On l’a vu, le principal mérite de Santillán fut sans doute de n’avoir pas reculé devant l’autocritique en se livrant très tôt, dans Por qué perdimos la guerra [12], à une courageuse remise en cause de la ligne – entre pragmatisme et opportunisme [13] – adoptée par les instances dirigeantes du mouvement libertaire espagnol pendant la guerre civile. L’évolution postérieure de sa pensée a partie liée avec cette dure leçon espagnole. Au lendemain de la Seconde Guerre mondiale, dans un environnement désormais hostile à l’anarchisme, pointe chez lui la préoccupation de fixer les contours de ce socialisme du possible déjà évoqué et qu’il appelle de ses vœux.

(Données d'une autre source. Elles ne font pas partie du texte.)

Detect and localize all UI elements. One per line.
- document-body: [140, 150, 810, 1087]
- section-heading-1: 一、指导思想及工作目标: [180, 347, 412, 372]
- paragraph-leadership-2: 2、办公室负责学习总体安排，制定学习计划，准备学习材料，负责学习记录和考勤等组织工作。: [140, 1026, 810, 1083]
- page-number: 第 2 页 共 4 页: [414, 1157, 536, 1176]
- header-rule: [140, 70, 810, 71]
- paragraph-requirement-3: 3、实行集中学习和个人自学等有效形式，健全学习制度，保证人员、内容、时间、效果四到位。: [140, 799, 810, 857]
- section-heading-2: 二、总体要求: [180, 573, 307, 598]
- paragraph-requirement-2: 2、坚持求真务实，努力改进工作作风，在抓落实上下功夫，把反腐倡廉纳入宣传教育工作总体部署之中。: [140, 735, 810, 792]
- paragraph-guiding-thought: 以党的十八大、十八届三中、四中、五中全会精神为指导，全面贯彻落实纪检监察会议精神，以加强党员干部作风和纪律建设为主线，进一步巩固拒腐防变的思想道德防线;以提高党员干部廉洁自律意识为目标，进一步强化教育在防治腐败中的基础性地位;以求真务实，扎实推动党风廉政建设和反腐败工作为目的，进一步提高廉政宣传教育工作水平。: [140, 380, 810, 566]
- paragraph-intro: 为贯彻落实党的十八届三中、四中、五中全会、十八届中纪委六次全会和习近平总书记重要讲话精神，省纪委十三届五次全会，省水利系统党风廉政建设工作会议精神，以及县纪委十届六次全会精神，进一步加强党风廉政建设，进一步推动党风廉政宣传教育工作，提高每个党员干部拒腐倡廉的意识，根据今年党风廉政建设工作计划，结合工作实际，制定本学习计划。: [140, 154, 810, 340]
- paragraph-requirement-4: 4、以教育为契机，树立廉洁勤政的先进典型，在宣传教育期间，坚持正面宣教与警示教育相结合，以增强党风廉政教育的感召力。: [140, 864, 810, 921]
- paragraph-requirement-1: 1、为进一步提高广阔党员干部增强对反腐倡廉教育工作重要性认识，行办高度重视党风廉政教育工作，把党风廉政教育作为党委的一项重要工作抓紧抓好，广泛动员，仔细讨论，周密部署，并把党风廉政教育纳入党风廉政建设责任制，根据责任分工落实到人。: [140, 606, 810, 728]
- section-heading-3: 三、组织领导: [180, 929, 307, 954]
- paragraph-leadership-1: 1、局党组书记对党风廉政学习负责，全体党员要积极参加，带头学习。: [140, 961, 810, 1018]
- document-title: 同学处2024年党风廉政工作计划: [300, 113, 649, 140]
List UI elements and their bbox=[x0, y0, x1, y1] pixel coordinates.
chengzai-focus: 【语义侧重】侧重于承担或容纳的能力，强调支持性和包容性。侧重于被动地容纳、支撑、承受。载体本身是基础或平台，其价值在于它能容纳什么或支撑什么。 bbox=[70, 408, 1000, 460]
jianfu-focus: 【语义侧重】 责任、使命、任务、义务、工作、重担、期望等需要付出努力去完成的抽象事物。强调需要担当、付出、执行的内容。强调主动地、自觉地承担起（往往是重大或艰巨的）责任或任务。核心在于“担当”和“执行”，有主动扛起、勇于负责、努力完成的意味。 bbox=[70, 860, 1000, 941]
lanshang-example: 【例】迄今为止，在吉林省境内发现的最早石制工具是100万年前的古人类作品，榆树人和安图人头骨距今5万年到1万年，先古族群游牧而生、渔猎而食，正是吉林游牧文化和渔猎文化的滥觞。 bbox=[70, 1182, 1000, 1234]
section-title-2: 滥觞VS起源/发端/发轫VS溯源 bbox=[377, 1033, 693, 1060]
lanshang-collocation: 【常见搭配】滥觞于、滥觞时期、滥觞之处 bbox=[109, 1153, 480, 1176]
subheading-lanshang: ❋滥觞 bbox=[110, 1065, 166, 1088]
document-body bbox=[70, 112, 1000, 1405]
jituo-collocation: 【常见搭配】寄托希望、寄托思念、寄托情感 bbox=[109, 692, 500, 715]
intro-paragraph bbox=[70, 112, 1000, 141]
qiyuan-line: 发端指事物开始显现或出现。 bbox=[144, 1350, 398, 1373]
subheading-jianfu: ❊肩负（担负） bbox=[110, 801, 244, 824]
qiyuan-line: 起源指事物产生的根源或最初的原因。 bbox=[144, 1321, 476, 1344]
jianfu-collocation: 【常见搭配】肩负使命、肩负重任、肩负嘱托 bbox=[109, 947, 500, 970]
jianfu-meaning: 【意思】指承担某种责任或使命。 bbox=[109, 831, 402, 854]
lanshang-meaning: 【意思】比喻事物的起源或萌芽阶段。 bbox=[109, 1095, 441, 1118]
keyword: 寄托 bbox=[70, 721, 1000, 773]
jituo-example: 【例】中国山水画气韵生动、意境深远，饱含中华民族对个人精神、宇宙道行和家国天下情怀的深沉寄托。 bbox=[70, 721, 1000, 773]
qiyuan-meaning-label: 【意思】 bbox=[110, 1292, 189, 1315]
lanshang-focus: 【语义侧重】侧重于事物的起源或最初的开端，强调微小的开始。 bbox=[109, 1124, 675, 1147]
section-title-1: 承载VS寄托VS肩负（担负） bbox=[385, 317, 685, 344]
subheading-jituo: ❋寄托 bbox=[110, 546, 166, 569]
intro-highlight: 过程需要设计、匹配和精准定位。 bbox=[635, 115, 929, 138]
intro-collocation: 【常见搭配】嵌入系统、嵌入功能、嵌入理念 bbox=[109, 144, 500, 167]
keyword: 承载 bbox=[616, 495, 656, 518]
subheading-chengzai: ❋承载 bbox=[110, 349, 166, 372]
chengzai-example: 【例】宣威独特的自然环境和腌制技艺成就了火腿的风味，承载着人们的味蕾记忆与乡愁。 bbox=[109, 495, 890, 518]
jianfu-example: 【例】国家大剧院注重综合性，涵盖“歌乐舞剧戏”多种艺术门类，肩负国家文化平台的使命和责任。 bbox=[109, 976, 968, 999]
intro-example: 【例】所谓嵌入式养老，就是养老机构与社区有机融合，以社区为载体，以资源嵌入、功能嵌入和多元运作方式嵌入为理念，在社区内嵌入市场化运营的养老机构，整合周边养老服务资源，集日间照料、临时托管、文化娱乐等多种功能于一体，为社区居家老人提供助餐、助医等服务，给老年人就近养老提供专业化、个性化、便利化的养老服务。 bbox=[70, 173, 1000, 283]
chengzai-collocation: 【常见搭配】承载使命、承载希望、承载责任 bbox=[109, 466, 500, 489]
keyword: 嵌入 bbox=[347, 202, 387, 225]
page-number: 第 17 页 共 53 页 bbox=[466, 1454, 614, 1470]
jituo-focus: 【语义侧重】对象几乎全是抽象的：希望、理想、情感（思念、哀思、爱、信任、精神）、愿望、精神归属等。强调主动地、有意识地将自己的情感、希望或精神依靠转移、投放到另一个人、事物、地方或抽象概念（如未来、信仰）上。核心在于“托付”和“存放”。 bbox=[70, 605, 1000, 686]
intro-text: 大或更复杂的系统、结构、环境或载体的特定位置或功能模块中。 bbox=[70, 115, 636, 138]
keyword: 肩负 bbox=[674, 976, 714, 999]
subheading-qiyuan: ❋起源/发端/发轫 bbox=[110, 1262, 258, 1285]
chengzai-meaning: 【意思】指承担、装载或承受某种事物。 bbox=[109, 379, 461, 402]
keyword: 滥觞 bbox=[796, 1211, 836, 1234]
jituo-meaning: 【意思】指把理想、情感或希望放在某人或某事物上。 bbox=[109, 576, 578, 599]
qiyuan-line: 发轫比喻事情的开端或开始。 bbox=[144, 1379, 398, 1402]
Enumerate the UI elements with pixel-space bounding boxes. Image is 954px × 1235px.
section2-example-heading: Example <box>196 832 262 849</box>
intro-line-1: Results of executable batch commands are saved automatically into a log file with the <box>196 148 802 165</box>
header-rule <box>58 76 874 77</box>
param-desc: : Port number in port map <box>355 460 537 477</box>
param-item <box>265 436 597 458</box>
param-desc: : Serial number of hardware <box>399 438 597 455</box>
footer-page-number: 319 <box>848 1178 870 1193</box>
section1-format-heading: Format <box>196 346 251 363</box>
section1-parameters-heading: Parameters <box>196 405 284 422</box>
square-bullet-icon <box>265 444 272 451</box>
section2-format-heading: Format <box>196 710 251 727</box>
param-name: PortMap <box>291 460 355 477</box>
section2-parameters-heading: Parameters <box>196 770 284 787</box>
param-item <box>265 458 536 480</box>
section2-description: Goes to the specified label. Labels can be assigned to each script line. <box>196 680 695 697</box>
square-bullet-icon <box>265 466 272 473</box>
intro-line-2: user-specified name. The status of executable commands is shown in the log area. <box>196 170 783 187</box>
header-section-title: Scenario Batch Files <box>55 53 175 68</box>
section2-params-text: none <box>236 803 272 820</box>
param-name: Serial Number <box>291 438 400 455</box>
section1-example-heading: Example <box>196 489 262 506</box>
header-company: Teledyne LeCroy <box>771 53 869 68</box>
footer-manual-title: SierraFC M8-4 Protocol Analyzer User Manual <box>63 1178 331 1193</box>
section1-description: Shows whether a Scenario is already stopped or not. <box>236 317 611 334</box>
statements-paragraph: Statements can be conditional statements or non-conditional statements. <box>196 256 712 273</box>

C’est ce qu’il entreprend pendant les années 1950, et plus encore lors de la décade suivante, à travers une collaboration régulière au journal Reconstruir [14] et à la revue Comunidad Ibérica [15]. Reposant sur quelques idées-forces – l’évolution positive du capitalisme, la modification des structures de classe au détriment du prolétariat, la primauté de la lutte contre l’État et le totalitarisme –, ses textes [16] prônent alors un réformisme ouvert. « La vraie révolution d’aujourd’hui, écrit-il à la fin des années 1960, c’est la réforme. Désormais, la barricade a rempli sa mission… » Convaincu que la défaite espagnole a tourné la page de l’anarchisme révolutionnaire et que – contrairement à l’étatisme marxiste-léniniste et au « caudillisme » tiers-mondiste – la pseudo-liberté capitaliste offre au moins la possibilité d’exister, Santillán s’en tient à cette position et, pour la première fois de sa vie, n’en change plus. Après l’espérance révolutionnaire déçue des années 1920, incarnée par la FORA, et celle des années 1930, portée par l’Espagne libertaire, Santillán substitue progressivement la réforme à la rupture et le réalisme à l’utopie. Si l’on peut parler d’impasse, c’est uniquement parce que la synthèse qu’il tente entre anarchisme et réformisme social est, de fait, inopérante et utopique. Il n’en demeure pas moins vrai que, même vouée à l’échec, cette tentative – et c’est précisément en ce sens qu’elle pose question [17] – indique encore l’indéfectible attachement de Santillán à l’anarchisme comme valeur éthique et à sa fonction libératrice.
Au fond, sa vie durant, Santillán s’est posé, en tant qu’anarchiste, la question de la corrélation entre la théorie et la pratique, cherchant toujours le point d’équilibre entre l’une et l’autre. D’où cette permanente adaptation de sa pensée à une réalité mouvante et complexe. D’où, aussi, les nombreuses contradictions et changements de cap que révèle, indubitablement, son parcours intellectuel. S’il est un point, pourtant, où Santillán n’a pas varié, c’est sur l’éthique anarchiste, et ce, tant sur le plan militant que sur le plan personnel. De lui-même, il pratiqua la mise à distance et ne marqua aucun goût pour le carriérisme bureaucratique. À aucun moment, il ne se servit de ses évidentes capacités intellectuelles pour réussir. Inlassable travailleur, il méprisa l’argent et les honneurs.
De ce point de vue, son existence témoigne, elle, d’une parfaite cohérence et c’est sans doute pourquoi ce fils d’émigrants pauvres arrivé en Argentine en 1905 pour fuir la misère termina sa vie en 1983 dans une modeste résidence pour vieux de Barcelone, entouré de quelques amis. Très peu.